Ужин был принесен. Шарлота Федоровна скушала почти половину пулярки и выпила три стакана шампанского. Щеки ее разгорелись, развившиеся волосы падали на лицо. Она была очень хороша в эту минуту, и князь, глядя на нее, был очень доволен собой. Он любил ее в эту минуту, хотя, как истинный comme il faut, считал неприличным слишком обнаруживать свои чувства. Он держал себя с нею постоянно одинаково прилично и несколько равнодушно.
Часу в третьем князь сам довез ее до дома и выпустил, не доезжая до ее подъезда дома за два.
Такие свидания бывали раза два в неделю. Шарлота Федоровна была действительно привязана к князю, и эта привязанность выражалась очень наивно. Один раз из кармана ее платья посыпались какие-то бумажки. На вопрос князя: «Что это?» – она отвечала, что это билеты в лотерею; что одна ее знакомая (промотавшаяся камелия) разыгрывает свою турецкую шаль.
– Я взяла много билетов и много раздала, – прибавила Шарлота Федоровна, – мне очень жаль ее!
– А почем билет? – спросил князь.
– По двадцати пяти рублей.
– Дай мне четыре билета.
– Ни за что! – вскрикнула Шарлота Федоровна, – я знаю, кому отдать. У меня много таких… А я не хочу, чтобы ты попусту тратил деньги… у тебя денег мало. Зачем брать! не нужно.
Князь иронически улыбнулся.
– Что ж, ты воображаешь, – сказал он, – что я не в состоянии бросить ста рублей, если захочу?
Князь насильно взял у нее билеты и бросил деньги на стол.
Но Шарлота Федоровна-таки поставила на своем: она не взяла этих денег и отняла у него билеты, несмотря на его гнев.
Она не хотела подвергать его ни малейшим издержкам и даже упрекала его за то, что он много издержал на квартиру и слишком хорошо меблировал ее.
– Нам было бы довольно одной комнаты и одного дивана, Саша! – говорила она.
Князь подарил ей браслет с часами, и она не рассталась с ним, она постоянно носила его и берегла все его письма, как драгоценность.

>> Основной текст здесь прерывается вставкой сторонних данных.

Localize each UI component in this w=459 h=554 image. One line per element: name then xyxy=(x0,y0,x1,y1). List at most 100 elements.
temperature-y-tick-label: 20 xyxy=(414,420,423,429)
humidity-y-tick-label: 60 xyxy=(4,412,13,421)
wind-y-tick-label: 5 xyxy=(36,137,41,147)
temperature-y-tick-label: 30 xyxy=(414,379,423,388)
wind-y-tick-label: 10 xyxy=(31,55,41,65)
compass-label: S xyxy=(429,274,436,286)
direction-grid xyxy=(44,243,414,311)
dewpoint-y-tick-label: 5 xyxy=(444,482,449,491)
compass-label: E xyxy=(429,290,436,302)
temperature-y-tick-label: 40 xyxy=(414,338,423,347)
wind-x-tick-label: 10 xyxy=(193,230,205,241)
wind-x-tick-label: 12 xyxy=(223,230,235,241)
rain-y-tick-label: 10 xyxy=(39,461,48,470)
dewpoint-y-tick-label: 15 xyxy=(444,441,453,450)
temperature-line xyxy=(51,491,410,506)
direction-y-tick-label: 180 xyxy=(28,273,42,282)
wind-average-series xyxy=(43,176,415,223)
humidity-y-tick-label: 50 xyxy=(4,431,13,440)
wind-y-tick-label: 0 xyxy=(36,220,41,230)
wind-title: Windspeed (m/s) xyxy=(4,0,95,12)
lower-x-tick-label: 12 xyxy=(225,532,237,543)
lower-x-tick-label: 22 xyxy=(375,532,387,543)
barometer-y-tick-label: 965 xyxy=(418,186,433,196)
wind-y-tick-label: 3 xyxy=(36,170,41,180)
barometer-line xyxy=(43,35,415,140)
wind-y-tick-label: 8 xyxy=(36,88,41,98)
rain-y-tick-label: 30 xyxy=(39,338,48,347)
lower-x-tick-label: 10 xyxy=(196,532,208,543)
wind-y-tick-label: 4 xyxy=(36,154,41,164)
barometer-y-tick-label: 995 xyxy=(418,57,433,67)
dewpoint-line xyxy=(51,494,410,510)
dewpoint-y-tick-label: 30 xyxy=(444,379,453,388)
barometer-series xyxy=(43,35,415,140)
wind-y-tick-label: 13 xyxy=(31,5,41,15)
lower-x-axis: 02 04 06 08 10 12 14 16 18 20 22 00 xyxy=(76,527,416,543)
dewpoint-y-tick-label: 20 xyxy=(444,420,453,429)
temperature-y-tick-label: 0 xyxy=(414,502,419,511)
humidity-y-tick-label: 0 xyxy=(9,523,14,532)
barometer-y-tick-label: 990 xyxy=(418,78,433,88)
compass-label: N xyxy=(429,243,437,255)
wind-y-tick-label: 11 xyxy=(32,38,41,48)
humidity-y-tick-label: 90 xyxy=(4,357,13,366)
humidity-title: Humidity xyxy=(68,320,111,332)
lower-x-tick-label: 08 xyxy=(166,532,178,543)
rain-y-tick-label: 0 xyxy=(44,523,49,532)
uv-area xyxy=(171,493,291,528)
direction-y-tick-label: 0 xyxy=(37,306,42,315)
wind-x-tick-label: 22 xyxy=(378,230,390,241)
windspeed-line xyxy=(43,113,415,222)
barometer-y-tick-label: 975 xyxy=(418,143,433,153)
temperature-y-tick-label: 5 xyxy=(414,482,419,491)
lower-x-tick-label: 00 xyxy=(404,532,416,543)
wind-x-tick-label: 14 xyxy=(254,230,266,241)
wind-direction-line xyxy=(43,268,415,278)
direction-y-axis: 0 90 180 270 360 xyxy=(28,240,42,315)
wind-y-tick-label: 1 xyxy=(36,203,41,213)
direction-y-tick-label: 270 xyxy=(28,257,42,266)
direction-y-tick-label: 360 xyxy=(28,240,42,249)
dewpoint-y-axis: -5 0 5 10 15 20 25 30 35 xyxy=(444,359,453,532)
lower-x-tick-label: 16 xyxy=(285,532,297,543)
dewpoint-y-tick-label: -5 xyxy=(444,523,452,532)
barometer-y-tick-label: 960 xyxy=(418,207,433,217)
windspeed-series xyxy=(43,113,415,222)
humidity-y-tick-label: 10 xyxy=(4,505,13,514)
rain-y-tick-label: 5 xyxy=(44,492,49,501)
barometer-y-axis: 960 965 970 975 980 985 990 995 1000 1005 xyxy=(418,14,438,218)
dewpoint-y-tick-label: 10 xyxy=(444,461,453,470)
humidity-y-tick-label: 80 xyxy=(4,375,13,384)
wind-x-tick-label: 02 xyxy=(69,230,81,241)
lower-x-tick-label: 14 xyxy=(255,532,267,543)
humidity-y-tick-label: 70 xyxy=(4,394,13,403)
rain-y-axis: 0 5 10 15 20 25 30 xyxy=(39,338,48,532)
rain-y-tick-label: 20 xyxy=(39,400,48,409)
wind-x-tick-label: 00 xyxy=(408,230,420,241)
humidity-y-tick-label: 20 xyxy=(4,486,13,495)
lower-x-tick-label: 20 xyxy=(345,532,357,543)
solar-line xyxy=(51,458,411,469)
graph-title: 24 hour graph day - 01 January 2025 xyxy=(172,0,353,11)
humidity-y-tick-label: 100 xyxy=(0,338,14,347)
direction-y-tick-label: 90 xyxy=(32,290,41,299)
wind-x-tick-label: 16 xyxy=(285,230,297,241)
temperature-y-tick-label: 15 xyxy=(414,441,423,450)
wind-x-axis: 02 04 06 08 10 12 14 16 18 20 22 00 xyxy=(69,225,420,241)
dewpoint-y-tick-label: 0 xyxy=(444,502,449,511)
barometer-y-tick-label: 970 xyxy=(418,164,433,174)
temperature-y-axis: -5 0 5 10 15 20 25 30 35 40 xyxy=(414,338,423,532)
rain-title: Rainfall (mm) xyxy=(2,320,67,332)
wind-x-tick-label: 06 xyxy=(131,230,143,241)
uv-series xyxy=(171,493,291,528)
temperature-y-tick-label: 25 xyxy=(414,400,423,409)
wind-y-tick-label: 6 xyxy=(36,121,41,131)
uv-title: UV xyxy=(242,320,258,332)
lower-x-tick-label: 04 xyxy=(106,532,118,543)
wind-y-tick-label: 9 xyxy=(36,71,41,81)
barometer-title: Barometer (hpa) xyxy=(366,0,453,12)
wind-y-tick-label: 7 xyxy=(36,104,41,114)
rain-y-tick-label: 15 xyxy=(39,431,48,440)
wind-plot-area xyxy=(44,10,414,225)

На эти письма Шарлота Федоровна отвечала раздушенными записочками на отличном французском языке, которые обыкновенно писала ей одна из ее приятельниц, та самая, в квартире которой князь имел свидания.
– Ты мне скажешь правду? – спросил он у Шарлоты после получения одной из ее записок, поразившей его уж слишком сильной изящностью слога.
– Ну, конечно, а разве я лгу когда-нибудь? – возразила она, нахмурив брови.